Perhaps the last failure was the worst because there were genuine expectations that England could do well in the inaugural World Twenty20. They came here with a team well versed in its particular nuances, a group of so-called specialists who would help to handle the peculiar situations thrown up in the shortest form of the game.

Instead, other sides, almost all the other sides that is, have demonstrated greater virtues on much slenderer experience. The match that determined England's destiny did not actually show all of these since New Zealand's innings faltered as so many of England's have done in the past few days.

But South Africa's pursuit was a good example of how to avoid panic. New Zealand made 153 for eight. Like so many scores in the competition it was not as many as they looked like making. Their top scorer, Craig McMillan, did not manage to harvest enough of the strike late in the innings and although his 48 from 24 balls featured some typically free hitting it could have been very different had he faced only another handful of balls.

South Africa, however, made a pig's ear of their reply. For long enough, it seemed as though they were playing to keep England in the tournament. By the eighth over they had stuttered their way to 45 for three and the watching England team could probably sense a lifeline being thrown.
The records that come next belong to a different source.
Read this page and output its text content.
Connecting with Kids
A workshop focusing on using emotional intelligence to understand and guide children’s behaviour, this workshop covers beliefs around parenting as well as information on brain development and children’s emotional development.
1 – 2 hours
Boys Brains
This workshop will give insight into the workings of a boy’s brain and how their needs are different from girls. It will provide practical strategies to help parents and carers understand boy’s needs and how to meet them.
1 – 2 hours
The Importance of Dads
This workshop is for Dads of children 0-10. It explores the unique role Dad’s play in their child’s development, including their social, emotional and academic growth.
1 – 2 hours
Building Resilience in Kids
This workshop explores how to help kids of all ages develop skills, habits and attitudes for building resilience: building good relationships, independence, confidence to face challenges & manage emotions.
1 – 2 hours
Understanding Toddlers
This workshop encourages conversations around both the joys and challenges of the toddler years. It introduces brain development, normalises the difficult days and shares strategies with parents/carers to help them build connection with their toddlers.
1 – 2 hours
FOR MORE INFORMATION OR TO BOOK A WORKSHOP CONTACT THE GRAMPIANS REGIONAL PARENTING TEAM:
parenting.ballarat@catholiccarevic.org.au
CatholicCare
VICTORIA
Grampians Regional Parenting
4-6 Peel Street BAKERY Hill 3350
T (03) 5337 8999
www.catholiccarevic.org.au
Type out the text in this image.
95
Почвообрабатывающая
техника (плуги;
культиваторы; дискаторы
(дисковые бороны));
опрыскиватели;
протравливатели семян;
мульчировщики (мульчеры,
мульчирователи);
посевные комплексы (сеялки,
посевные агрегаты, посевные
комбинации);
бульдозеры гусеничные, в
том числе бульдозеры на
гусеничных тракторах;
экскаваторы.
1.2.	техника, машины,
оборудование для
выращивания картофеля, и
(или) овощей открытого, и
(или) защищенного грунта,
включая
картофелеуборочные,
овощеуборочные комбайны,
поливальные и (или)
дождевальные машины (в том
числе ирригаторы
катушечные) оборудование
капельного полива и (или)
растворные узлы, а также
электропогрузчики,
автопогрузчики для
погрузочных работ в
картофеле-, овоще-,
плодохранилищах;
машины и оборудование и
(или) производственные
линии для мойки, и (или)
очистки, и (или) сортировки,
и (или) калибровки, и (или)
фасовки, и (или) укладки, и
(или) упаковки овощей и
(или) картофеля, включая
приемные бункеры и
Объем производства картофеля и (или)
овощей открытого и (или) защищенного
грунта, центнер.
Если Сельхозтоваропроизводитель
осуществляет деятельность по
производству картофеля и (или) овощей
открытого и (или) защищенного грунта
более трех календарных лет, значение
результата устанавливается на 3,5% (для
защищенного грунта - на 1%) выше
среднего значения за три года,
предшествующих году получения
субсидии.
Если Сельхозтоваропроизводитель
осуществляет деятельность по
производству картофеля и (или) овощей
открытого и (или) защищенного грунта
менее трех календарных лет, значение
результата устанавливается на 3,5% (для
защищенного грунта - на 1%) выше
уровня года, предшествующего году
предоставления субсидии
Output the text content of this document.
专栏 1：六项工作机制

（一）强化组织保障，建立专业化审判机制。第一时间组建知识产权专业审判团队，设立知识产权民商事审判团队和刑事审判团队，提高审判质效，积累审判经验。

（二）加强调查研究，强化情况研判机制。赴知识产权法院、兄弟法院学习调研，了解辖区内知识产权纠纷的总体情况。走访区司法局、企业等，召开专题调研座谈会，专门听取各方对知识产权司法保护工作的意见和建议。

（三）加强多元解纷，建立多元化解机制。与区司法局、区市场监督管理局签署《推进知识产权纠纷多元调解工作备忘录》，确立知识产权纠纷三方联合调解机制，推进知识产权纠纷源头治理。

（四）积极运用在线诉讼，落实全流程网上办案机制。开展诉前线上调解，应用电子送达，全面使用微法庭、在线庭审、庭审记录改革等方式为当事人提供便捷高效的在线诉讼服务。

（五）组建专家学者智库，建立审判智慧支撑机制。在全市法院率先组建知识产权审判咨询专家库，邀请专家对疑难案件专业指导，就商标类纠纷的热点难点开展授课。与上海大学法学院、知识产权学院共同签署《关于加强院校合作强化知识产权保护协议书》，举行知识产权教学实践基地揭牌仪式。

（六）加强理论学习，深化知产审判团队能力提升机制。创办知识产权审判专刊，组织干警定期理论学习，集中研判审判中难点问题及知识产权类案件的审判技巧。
Justin Kemp snatched it back again. After a circumspect start he hit the ball long and hard. One run came from his first 10 balls, 88 from his next 46 including six sixes and six fours. It is not the first time Kemp has helped to undermine England. On England's unsuccessful one-day tour nearly three years ago his spectacular hitting was significant in two of their defeats.

The New Zealand bowling card had an unusual look to it. Mark Gillespie conceded only five runs from his first three overs, including a maiden, Jacob Oram went for 50 in his four.

Apart from England's certain non-involvement it left the group intriguingly poised with the three other teams all still in with a chance of semi-final qualification. That said it all about England.

Elsewhere, Ricky Ponting will discover in the next 48 hours whether he can play any further part in the tournament. The Australia captain pulled a hamstring muscle during Tuesday's defeat against Pakistan and according to a team spokesman, Ponting remains "extremely doubtful" for the remainder of the competition, which ends with the final in Johannesburg on Monday, but Australian team officials are not ruling him out entirely for another two days. He will certainly miss this morning's match against Sri Lanka and is likely to be replaced by Shane Watson.